In general, these urgent diverse needs have garnered piecemeal USDA supports at best – tucked usually in the final Miscellaneous Title of the Farm Bill. But, the confluence of crises – pandemic, hunger, climate, land loss, disparity – demands real transformation. This begs a larger question: What is the role of government in turning the public bad of current overproduction to a public good of sustainable, nourishing, fair agri-food systems? This is not a new question, though it arises again amidst news (though not enough news!) of big payments to wealthy landowners amidst cuts in Supplemental Nutrition Assistance Program supports. A century ago, amidst desperate bread lines, farmer destitution, and a continental soil erosion Dust Bowl, popular/populist consensus converged: the chief role of government was to help stave off commodity crop surpluses and save family farms from bankruptcy or foreclosure.

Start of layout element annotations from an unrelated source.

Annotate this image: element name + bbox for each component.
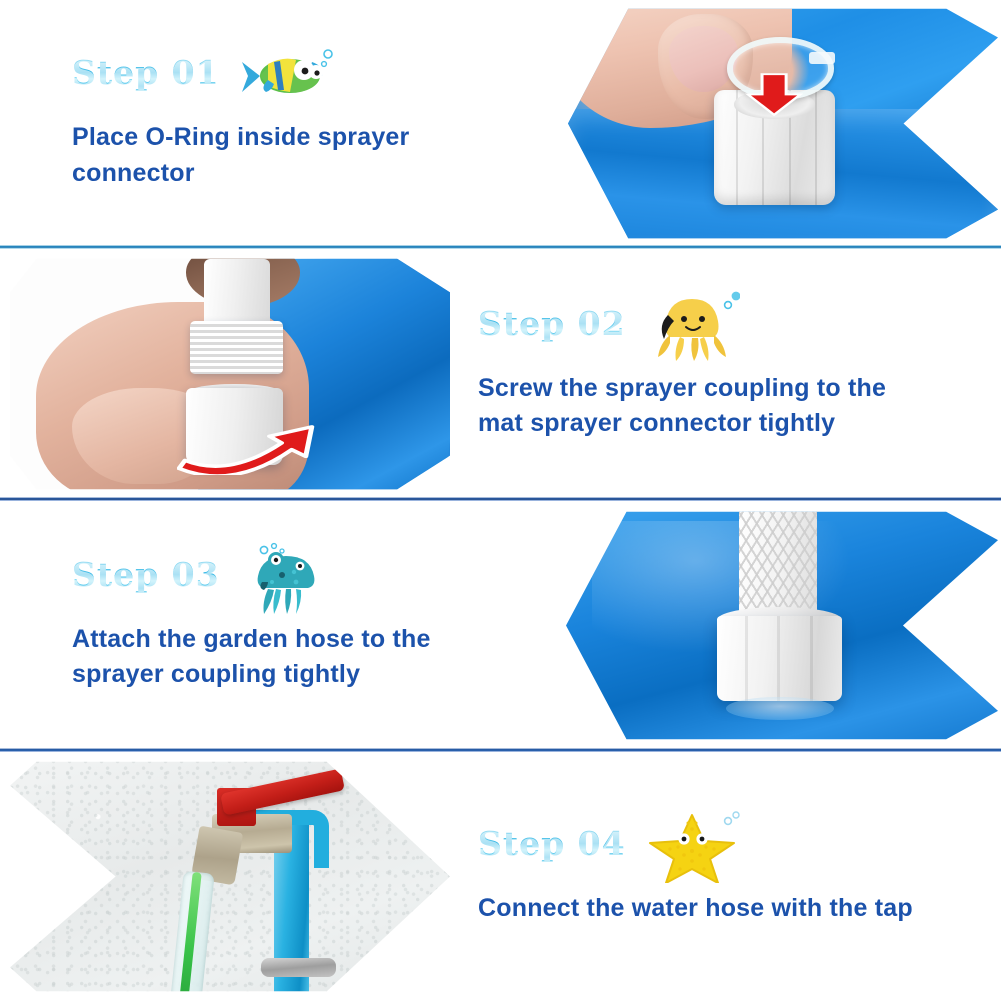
step-2-title: Step 02 [478,307,626,344]
step-row-3: Step 03 [0,502,1001,748]
divider-1 [0,245,1001,249]
step-2-heading-row: Step 02 [478,307,961,363]
white-coupling-nut [717,616,842,701]
fish-icon [238,40,334,112]
red-curved-arrow-icon [177,408,318,475]
step-3-description: Attach the garden hose to the sprayer co… [72,622,492,693]
octopus-icon [644,291,740,363]
step-2-description: Screw the sprayer coupling to the mat sp… [478,371,918,442]
step-3-photo-cell [560,502,1001,748]
step-4-description: Connect the water hose with the tap [478,891,918,927]
white-braided-hose [739,507,817,616]
step-row-2: Step 02 [0,250,1001,498]
step-2-photo-cell [0,250,460,498]
step-2-text-block: Step 02 [460,250,961,498]
metal-pipe-clamp [261,958,336,977]
step-4-heading-row: Step 04 [478,827,961,883]
threaded-section [190,321,282,374]
step-1-heading-row: Step 01 [72,56,560,112]
step-4-text-block: Step 04 [460,752,961,1001]
step-1-photo-cell [560,0,1001,247]
tap-connection-photo [10,757,450,996]
step-1-description: Place O-Ring inside sprayer connector [72,120,492,191]
divider-2 [0,497,1001,501]
step-3-title: Step 03 [72,558,220,595]
step-3-text-block: Step 03 [0,502,560,748]
step-1-title: Step 01 [72,56,220,93]
red-down-arrow-icon [744,73,804,116]
hose-attachment-photo [566,507,998,744]
step-1-text-block: Step 01 [0,0,560,247]
infographic-sheet: Step 01 [0,0,1001,1001]
oring-insertion-photo [568,4,998,243]
starfish-icon [644,811,740,883]
step-row-1: Step 01 [0,0,1001,247]
o-ring-tab [809,52,835,64]
step-4-title: Step 04 [478,827,626,864]
step-row-4: Step 04 [0,752,1001,1001]
mat-connector-base [726,697,834,721]
step-3-heading-row: Step 03 [72,558,560,614]
step-4-photo-cell [0,752,460,1001]
jellyfish-icon [238,542,334,614]
coupling-screw-photo [10,254,450,494]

Agricultural parity would mean viable prices to the farmer that cover costs of production, as well as corresponding land and water stewardship through agroecological conservation compliance, alongside affording living wages for all farmworkers. With no price floor, such asks remain unfeasible, if not unfair.
A Plea for Parity
What would a more resilient, adaptive set of agri-food supply chains look like in the United States? This policy report has brought together a team of practitioner-experts and interdisciplinary researchers to ask and help answer this pressing question. In particular, we have focused on the key, overlooked role of farmgate price floors and supply management – set to cover the cost of production for growers producing nourishing foods sustainably.
So, can the farm justice concept of ‘parity’ be updated to serve the needs and visions of farmer-of-color led coalitions and cooperatives of farmers (and ranchers, fishers, agroforesters, urban growers, and even farm and food workers)? Could such ‘parity’ proactively serve economic dignity, racial and gender justice, as well as climate and environmental justice and agroecological resilience? Could it help foster economic imaginaries and practices and markets that afford good livelihoods but are not exploitative to humans or the Earth? We believe it can.